Saturday, January 12, 2013

ISLAND BENEFITS



One of the benefits of working on an Island like Cedar Key is ... well, it's an Island!
So the Gulf is always just a stone throw away and getting in it or on it ... or both is delightfully doable.
Haley Seadog leads the way out into the Gulf of Florida.
Haley is in the bow of Captain Denny Voyle's fishing boat and we are heading out to sea after a long day of teaching other people's children.

Ten miles, a pod of dolphins, and a flock of 50 loons later, we arrived at the "spot".
Captain Denny had guided us across a slick calm sea to a tiny patch of rock and sponge, about 25 feet below.

Our target on this trip was black seabass.
Becky Seadog inspects the catch.

Fishing for seabass is kid fishing, ... it's never been fishing, needs to have an awesome first experience fishing ...  it's fast and furious  fishing with the bite happening as soon as your bait gets near the bottom.

And then there's this ...

Seabass are tenacious, pugnacious, piscatorial pugilists.
Hook one and three follow him up from the depths trying to get at the bait in the hooked fellow's mouth.
Sometimes you catch two at a time on one hook only because the second one grabbed the bait too and is only hanging on like a bulldog ... not "hooked" at all, just determined to get that bait.
A closer look at the iced down catch.

The hump-headed dark fish in the left foreground is a male black seabass. The pinkish fish to the right is a pinkmouth grunt. Both species like structure, so you find them around outcrops of limerock on the bottom or near wrecks and reefs.

Both have firm white flesh that is delicious anyway you cook it.

We tossed back ten times the fish we kept to eat ... the action was that hot.
Two small ones even got to go "home" alive to live in our Cedar Key School marine lab touch tank.

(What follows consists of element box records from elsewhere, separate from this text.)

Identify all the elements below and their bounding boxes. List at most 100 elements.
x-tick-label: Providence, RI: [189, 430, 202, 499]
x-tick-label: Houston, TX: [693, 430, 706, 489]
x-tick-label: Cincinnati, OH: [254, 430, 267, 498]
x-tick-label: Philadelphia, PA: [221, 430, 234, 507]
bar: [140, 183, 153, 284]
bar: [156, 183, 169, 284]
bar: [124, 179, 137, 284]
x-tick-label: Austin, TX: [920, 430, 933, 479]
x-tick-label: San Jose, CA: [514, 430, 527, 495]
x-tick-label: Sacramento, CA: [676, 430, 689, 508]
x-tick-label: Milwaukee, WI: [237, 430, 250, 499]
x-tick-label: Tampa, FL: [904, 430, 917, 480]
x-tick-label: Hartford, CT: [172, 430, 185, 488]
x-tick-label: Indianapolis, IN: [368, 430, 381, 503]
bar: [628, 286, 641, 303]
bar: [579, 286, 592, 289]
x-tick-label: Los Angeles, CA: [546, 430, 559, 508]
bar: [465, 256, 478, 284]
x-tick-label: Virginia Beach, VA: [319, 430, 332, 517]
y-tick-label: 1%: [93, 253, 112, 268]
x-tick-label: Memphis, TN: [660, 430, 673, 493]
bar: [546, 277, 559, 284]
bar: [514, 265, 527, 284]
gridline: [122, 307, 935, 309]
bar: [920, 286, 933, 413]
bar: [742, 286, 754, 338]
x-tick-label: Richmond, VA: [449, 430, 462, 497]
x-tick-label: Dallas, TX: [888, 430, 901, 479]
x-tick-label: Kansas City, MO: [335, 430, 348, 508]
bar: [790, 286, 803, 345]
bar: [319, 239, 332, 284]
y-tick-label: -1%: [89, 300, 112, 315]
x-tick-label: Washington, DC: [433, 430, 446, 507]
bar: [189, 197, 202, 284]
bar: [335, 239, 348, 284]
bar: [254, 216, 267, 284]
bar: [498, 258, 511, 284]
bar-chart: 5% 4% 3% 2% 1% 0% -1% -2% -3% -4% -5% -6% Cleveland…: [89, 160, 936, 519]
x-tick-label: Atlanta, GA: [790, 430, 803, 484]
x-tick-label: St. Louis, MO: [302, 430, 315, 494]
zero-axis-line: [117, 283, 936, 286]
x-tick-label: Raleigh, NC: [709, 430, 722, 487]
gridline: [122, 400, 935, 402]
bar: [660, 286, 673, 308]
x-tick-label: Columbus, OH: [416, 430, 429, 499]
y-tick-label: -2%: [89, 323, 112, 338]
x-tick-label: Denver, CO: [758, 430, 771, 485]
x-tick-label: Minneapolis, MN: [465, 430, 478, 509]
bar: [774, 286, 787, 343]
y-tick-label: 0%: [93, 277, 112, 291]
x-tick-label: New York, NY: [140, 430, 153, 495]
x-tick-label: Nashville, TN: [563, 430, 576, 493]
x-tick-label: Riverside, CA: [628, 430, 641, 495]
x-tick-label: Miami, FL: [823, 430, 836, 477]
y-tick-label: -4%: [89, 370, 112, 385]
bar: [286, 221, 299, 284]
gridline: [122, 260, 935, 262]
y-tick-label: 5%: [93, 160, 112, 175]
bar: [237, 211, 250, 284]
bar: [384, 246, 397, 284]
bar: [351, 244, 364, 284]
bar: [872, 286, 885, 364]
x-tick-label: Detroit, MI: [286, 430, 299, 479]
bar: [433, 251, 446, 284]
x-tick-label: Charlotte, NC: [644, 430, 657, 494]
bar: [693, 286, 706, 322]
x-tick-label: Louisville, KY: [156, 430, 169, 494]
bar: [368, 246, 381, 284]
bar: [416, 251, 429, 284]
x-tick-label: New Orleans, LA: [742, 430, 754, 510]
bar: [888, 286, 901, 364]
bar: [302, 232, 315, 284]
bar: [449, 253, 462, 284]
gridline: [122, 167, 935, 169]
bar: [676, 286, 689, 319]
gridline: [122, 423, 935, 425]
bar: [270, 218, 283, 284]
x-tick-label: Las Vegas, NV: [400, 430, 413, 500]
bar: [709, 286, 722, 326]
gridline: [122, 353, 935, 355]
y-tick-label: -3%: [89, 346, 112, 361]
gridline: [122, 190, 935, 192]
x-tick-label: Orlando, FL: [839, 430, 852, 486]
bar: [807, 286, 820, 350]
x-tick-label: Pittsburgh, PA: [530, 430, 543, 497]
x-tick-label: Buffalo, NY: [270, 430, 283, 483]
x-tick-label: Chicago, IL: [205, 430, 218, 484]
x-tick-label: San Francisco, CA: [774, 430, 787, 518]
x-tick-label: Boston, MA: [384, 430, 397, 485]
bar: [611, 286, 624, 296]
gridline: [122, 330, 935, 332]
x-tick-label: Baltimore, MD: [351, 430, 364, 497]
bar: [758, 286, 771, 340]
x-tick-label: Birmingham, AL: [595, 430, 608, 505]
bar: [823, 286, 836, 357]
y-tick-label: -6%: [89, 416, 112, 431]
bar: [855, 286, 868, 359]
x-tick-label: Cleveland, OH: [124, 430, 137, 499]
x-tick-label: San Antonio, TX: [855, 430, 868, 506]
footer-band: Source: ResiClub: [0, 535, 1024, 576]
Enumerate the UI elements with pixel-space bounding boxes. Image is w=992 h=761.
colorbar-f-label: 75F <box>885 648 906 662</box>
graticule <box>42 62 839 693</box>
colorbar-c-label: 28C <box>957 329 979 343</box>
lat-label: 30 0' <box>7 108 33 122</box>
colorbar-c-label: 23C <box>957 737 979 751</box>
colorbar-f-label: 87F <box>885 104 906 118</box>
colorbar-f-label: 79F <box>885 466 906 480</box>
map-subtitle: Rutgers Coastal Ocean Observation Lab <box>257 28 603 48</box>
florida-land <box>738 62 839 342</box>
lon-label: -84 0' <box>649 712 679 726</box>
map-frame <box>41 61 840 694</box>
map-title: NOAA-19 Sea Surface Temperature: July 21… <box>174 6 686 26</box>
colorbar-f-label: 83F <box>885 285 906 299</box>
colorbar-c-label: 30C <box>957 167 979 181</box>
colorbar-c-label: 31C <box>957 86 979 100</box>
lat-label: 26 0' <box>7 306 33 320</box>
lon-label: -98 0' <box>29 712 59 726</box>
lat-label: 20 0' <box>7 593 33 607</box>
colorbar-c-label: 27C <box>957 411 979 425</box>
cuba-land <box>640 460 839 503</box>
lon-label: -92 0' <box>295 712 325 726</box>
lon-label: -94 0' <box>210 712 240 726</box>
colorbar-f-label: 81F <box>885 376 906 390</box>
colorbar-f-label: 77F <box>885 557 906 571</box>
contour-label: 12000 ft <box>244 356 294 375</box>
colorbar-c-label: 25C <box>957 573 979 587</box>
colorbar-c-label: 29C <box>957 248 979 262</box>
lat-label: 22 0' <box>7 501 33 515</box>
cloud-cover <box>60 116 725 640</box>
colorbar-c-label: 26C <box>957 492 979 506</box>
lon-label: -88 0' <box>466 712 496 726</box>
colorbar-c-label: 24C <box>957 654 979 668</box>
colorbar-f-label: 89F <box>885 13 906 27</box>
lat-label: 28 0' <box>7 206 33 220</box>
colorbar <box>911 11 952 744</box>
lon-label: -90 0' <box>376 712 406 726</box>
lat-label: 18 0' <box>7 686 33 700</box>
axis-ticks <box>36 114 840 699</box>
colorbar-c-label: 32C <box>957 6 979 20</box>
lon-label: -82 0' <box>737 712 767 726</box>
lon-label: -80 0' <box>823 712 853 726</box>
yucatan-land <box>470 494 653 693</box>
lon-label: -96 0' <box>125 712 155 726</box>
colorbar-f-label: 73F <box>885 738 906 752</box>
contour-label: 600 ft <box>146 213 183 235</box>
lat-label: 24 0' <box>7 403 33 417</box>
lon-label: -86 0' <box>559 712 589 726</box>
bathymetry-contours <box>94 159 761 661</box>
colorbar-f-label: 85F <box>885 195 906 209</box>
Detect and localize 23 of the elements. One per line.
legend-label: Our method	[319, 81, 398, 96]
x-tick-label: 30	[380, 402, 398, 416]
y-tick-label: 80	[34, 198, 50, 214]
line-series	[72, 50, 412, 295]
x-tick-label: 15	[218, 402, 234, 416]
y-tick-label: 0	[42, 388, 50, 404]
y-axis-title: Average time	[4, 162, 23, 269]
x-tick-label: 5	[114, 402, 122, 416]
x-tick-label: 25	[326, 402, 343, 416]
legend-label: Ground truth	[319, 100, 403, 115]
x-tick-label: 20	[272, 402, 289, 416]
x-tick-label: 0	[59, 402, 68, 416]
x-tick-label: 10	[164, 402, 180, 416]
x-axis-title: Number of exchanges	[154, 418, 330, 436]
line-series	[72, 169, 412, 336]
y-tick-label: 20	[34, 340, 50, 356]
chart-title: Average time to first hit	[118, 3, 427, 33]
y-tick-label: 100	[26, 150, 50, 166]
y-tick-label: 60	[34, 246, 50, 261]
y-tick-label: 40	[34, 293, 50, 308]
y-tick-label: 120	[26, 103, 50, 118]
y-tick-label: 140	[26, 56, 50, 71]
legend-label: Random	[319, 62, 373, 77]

It was an awesome afternoon for mid-January ... T-shirt weather and a sea like glass.

And fish.

Lots of fish.


11 comments:

Caroline said...

T-shirt weather and sea like glass vs
Winter Storm Gandalf and 3F, what is wrong with this picture??

threecollie said...

Color me green!

Pablo said...

Sounds like a great time!

Yesterday we were at 60 degrees. Today, snow!

heyduke50 said...

always a nice to have fun and catch dinner at the same time

R.Powers said...

Hey troops! Guess what? I got to go again today.
This time I lowered the GoPro to the bottom. Haven't checked out the video yet, but I hope to have something good.

cuz tina said...

Please let me be Seadog Tina next time. Welcome back to the blog FC!

myamuhnative said...


I'll bet there was an extra special loon somewhere in that flock!
Keep your eyes open for razorbills they have been seen in Pinellas and up in the panhandle too.
We went to Anna Maria to see them and they are awesome little birds.

R.Powers said...

CuzTina,
Thanks Cuz! Good to be back at it again! We all have a little seadog in us.

Myamuh,
I did see a very different seabird out there and haven't tried yo id it yet. All grey with a heavier bill than loons. All by itself too.

Wally Jones said...

Doggone it, now I'm hungry. A little grits and tomato gravy.....sigh.

Julie Zickefoose said...

You had me at "T-shirt weather and sea like glass."
From the landlocked state of soggy breaded haddock and frozen shrimp, my envy pulses out in waves.
Please fix me fresh seabass, at your convenience.

Julie Zickefoose said...

ps I ate nothing but crustacean the entire time I was in Savannah and Va. Beach. I was like Tom Hanks in Castaway, except that I loved it.